Because the state cannot certify what is halal, officials want all pertinent information on the form so consumers can make purchases according to their own standard. Statements on the form ask, for example, whether the animal was facing Mecca when
slaughtered and whether the person performing slaughter is Muslim.
Many Muslims, however, are frustrated that the law fails to define exactly what is halal. Others say the check-box system is inadequate, unenforceable and likely to encourage more fraud.
Shireen Pishdadi, Muslim outreach coordinator for Faith in Place, a religious environmentalist group in Chicago and one of the law’s most vocal opponents, believes the statute should be rewritten to provide better oversight and stricter limits for the use of the word “halal.” Pishdadi, who created the Taqwa food cooperative that provides halal organic meat to Chicago’s Muslim community, fears the law would discourage farmers from working with Muslims.
“The problem we have is that the Muslim community knows little about the food industry and the lawmakers have little understanding of Islam,” she said. “Muslims could really raise the standard of food and be part of the solution.”
[…]
Independent certification
Because there is no single Islamic authority that supervises halal, dozens of companies and Islamic centers have established their own halal certification for food, meat and products like cosmetics and vitamins. Some Muslim certification companies have begun selling their own products, presenting a conflict of interest.
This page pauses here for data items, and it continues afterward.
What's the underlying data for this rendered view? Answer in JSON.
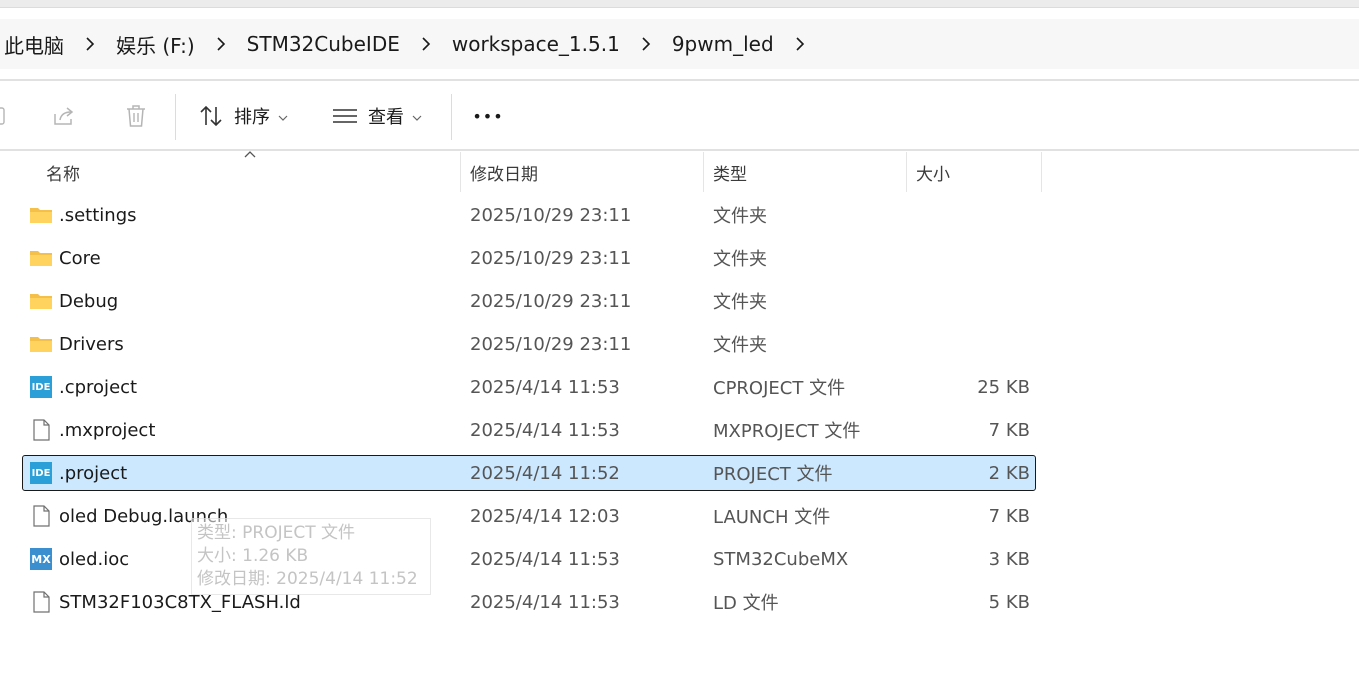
{
  "breadcrumb": [
    "此电脑",
    "娱乐 (F:)",
    "STM32CubeIDE",
    "workspace_1.5.1",
    "9pwm_led"
  ],
  "toolbar": {
    "sort_label": "排序",
    "view_label": "查看",
    "more_label": "•••"
  },
  "columns": {
    "name": "名称",
    "modified": "修改日期",
    "type": "类型",
    "size": "大小"
  },
  "files": [
    {
      "name": ".settings",
      "modified": "2025/10/29 23:11",
      "type": "文件夹",
      "size": "",
      "icon": "folder-icon"
    },
    {
      "name": "Core",
      "modified": "2025/10/29 23:11",
      "type": "文件夹",
      "size": "",
      "icon": "folder-icon"
    },
    {
      "name": "Debug",
      "modified": "2025/10/29 23:11",
      "type": "文件夹",
      "size": "",
      "icon": "folder-icon"
    },
    {
      "name": "Drivers",
      "modified": "2025/10/29 23:11",
      "type": "文件夹",
      "size": "",
      "icon": "folder-icon"
    },
    {
      "name": ".cproject",
      "modified": "2025/4/14 11:53",
      "type": "CPROJECT 文件",
      "size": "25 KB",
      "icon": "ide-file-icon"
    },
    {
      "name": ".mxproject",
      "modified": "2025/4/14 11:53",
      "type": "MXPROJECT 文件",
      "size": "7 KB",
      "icon": "blank-file-icon"
    },
    {
      "name": ".project",
      "modified": "2025/4/14 11:52",
      "type": "PROJECT 文件",
      "size": "2 KB",
      "icon": "ide-file-icon",
      "selected": true
    },
    {
      "name": "oled Debug.launch",
      "modified": "2025/4/14 12:03",
      "type": "LAUNCH 文件",
      "size": "7 KB",
      "icon": "blank-file-icon"
    },
    {
      "name": "oled.ioc",
      "modified": "2025/4/14 11:53",
      "type": "STM32CubeMX",
      "size": "3 KB",
      "icon": "mx-file-icon"
    },
    {
      "name": "STM32F103C8TX_FLASH.ld",
      "modified": "2025/4/14 11:53",
      "type": "LD 文件",
      "size": "5 KB",
      "icon": "blank-file-icon"
    }
  ],
  "icon_labels": {
    "ide": "IDE",
    "mx": "MX"
  },
  "tooltip": {
    "type": "类型: PROJECT 文件",
    "size": "大小: 1.26 KB",
    "modified": "修改日期: 2025/4/14 11:52"
  },
  "colors": {
    "selection": "#cce8ff",
    "folder": "#f5c04a",
    "ide_badge": "#2a9fd8",
    "mx_badge": "#3c8fcf"
  }
}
Muhammad Munir Chaudry, president of the Islamic Food and Nutrition Council of America, based in Chicago, heads the largest Muslim certification company in the nation and labels approved products with a big “M” set inside a crescent. Chaudry had hoped the law would provide for oversight of certification agencies to ensure they are objective.
For Chaudry, the halal law is largely symbolic and the burden remains on the consumer to find out whether the food is halal. Chaudry said he has investigated local markets that claimed to sell halal meat and found that in two cases the meat came from a kosher plant.
“There is a false sense of security because the consumers think, ‘Well, now there is a halal law, so everybody must be following it.’ And the shopkeepers are saying, ‘No one is stopping us, so let’s keep doing it,'” Chaudry said.
Enforcement of the law is sure to be difficult, said Dr. Colleen O’Keefe, a veterinarian who manages the state Department of Agriculture’s food safety and animal protection division. O’Keefe, who is overseeing the law’s implementation, said there is no budget for halal inspectors.
As it should be.
“The community is going to have to enforce the law,” she said. “The purchaser will have to do their homework, and the buyers will have to investigate whether the check marks are correct.”
[…]
Besides enforcement, some Muslims are troubled that the law does not take into account the origin of the animals and whether they were disease-free, fed with pork-based protein or treated with hormones or antibiotics. There are also no questions about the
disclosure form addressing humane slaughter.